Выплакавшись, он долго лежал неподвижно. Теперь ясно, что все его усилия ничего не стоили. Никогда ему не преодолеть того пространства, что раскинулось впереди. Зачем ползти дальше? Это место не лучше и не хуже любого другого. Пусть все случится здесь, решил Хью.

Но некоторое время спустя он поднял голову, повернулся и посмотрел назад, чтобы окинуть взглядом пройденный путь, оценить, как далеко сумел уползти. Гряда холмов, к которой он так долго и мучительно стремился, — где она теперь? Отыскав ее наконец глазами, Хью нахмурился и поднял руку. Какой же крошечной она стала, ее вполне можно закрыть ногтем мизинца.

Значит… Невозможно поверить в то, что он преодолел такое расстояние. Хью не мог отвести глаз. Значит…

Он улыбнулся, зная теперь, что сможет двигаться через желтые холмы и дальше, за ними. Столько, сколько нужно. Отвернулся от гряды на западе. Огляделся. Все-таки далеко…

Пополз. Через впадину. Через перевал. Вниз. К желтым холмам.

Вниз ползти оказалось легче. Дело пошло быстрее, порой он почти скользил, движение не требовало таких усилий, как прежде, каждый толчок оставлял за спиной метры и метры.

Приподнятое настроение оставалось с ним, пока дорога шла под уклон, весь вечер и начало ночи. Нога продолжала болеть, ныли плечи и поясница, временами ломило грудь. Тем не менее сейчас страдания плоти как бы отделились от разума, пребывающего на гребне эйфории от осознания того, что ему удалось совершить.

До темноты ему не удалось отыскать приметных ориентиров, и Хью продолжил движение по звездам. В ту ночь от гордости за собственный успех они казались ему особенно яркими, и он полз еще довольно долго, пока усталость окончательно не свалила его. Устроившись на привал, он быстро провалился в сон без сновидений.

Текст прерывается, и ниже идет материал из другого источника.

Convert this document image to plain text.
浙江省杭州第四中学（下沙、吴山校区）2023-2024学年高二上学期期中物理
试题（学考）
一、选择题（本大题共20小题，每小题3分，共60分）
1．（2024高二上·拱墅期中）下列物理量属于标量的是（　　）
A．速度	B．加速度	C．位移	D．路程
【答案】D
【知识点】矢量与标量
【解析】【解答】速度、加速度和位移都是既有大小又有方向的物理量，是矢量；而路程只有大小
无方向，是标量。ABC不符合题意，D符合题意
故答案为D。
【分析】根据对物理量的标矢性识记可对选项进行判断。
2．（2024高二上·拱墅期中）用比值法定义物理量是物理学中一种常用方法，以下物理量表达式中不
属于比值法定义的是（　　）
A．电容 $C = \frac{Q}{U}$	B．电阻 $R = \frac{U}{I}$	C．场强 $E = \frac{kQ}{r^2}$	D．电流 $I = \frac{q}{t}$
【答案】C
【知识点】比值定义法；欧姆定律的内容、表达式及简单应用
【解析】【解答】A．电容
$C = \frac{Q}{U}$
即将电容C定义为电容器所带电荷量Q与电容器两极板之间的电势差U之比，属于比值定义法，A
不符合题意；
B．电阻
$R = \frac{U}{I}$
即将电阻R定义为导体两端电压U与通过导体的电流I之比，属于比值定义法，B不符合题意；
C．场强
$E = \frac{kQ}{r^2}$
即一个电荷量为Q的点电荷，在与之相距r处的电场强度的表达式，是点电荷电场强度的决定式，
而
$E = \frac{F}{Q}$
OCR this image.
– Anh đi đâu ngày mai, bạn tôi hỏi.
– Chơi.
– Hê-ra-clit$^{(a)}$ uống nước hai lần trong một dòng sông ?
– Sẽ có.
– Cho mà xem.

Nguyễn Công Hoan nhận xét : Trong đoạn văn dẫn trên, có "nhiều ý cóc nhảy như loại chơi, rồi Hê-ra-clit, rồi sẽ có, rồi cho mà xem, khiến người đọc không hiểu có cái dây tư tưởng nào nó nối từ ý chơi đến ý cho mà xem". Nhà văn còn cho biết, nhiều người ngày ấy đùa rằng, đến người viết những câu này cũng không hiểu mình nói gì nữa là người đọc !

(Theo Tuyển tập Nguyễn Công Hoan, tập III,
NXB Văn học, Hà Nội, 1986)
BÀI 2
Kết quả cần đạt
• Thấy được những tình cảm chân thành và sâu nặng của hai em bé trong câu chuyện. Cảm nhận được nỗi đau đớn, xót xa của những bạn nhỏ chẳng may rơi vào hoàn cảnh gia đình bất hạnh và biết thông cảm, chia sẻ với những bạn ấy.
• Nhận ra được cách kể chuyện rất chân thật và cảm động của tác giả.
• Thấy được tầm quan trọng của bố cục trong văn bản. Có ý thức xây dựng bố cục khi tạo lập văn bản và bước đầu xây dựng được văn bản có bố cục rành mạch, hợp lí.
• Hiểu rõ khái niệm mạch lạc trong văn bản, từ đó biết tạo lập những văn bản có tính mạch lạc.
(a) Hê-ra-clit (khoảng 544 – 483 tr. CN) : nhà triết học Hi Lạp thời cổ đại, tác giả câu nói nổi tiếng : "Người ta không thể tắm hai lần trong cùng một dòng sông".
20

Когда он пробудился, висел серый день, и холод пробирал до костей. Вокруг стелился туман, колеблемый студеным ветром. Голод был тут как тут, но холод выбил из головы мысли о еде, и Хью отправился в путь, чтобы разогнать кровь и немного согреться.

Для выбора курса у него теперь не было ни ориентиров, ни звезд, — ни даже солнца. Он определил маршрут по положению тела, в котором застал его сон. Из-за холода движения стали резкими.

Туман. Шевелится. Это было непохоже ни на ночь, ни на день, а скорее напоминало те мечты, сквозь которые он так часто полз в последние дни. Конечности двигались механически, холод понемногу выходил из тела, и Хью все меньше стал осознавать себя, впадая в монотонное дремотное движение в фантазиях, а скоро и вовсе слился с ними, стал частью их причудливого танца. Они вплывали в водоворот его ощущений, он пробирался теперь сквозь поляны своего детства в далекой Пенсильвании, слыша чей-то плач. Чей? Его? Или чей-то еще?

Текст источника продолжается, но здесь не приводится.